In a footnote, DeGuilio said Medtronic has filed a federal appeal from the Northern District’s decision not to entertain a previous declaratory judgment action, which argued that Sasso was not entitled to damages on the 1999 agreement because the medical devices were not covered by a valid patent claim. He noted in his discussion of the 1999 agreement that Medtronic has successfully petitioned for the invalidation of the relevant claims of its own patents.

“To the extent Dr. Sasso’s claims require the patent claims to be valid, the patent office has already decided they are not. … Medtronic is not going to file infringement suits on patent claims it asked to invalidate, so a decision in this case would not control any other cases, and allowing this suit to proceed in state court would not create any risk of inconsistent judgments.”

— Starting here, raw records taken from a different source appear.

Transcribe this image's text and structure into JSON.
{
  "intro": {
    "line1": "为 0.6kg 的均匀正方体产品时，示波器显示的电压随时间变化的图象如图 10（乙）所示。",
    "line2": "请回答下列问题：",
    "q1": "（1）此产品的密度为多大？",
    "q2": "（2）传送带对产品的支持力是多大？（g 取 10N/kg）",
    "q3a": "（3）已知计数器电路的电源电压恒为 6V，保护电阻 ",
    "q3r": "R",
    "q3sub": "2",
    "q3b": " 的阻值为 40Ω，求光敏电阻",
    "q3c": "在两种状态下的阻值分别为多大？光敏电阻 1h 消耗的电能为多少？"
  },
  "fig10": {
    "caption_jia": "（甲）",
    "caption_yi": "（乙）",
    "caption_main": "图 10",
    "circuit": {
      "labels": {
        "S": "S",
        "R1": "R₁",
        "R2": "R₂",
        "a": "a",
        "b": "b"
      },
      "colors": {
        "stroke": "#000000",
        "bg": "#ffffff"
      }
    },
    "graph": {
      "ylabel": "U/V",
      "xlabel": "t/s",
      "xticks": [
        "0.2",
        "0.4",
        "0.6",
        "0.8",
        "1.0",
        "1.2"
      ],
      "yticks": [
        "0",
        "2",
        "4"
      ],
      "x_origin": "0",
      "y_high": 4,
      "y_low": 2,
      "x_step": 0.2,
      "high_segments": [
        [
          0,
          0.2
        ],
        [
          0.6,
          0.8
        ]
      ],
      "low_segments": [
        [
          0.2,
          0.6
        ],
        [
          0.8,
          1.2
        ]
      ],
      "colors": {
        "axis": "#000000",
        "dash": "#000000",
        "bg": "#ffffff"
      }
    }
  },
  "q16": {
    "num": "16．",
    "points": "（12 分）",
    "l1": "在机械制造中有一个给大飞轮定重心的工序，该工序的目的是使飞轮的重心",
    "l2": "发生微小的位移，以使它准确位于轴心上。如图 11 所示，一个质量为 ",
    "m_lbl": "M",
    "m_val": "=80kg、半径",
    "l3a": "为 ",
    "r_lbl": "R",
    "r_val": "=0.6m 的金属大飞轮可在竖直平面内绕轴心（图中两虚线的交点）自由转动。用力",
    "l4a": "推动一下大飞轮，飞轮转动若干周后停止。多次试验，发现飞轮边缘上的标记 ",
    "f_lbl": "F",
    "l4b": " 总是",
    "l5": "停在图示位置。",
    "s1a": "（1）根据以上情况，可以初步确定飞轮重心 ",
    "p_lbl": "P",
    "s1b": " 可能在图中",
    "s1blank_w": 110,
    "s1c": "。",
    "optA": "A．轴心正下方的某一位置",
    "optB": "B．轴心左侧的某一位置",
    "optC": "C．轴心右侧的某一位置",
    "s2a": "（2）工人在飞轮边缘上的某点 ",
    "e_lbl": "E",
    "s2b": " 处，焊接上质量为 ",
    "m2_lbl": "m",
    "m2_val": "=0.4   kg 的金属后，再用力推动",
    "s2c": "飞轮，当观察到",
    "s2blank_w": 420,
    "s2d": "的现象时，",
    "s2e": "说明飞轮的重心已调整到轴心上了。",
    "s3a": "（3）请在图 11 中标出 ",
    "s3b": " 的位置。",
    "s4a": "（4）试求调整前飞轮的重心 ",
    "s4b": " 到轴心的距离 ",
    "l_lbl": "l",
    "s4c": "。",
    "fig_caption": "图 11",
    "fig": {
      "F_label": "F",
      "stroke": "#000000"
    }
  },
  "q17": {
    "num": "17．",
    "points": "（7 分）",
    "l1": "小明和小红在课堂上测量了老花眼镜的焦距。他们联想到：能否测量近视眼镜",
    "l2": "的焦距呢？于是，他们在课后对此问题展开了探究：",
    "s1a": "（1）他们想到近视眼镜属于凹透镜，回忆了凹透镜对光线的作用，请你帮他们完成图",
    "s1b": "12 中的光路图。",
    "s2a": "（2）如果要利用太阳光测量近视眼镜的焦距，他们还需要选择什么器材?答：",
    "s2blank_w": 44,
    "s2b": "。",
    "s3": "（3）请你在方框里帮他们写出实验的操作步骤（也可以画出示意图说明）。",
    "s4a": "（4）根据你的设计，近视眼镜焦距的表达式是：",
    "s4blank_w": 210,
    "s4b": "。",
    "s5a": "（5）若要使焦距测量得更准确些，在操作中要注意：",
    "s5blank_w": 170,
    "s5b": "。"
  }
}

“For that reason, the Court declines to wait further on the Federal Circuit’s decision in the related declaratory judgment case, as Medtronic proposes in part in its motion to stay. If the Federal Circuit were to hold in that case that patent jurisdiction is not present, that would further support this outcome,” DeGuilio wrote in a second footnote. “But even a holding to the contrary would not necessarily control in this case. The patents were invalidated after the suit underlying that appeal was filed, and thus would not affect the existence of jurisdiction in that case, but would still be relevant in this case.”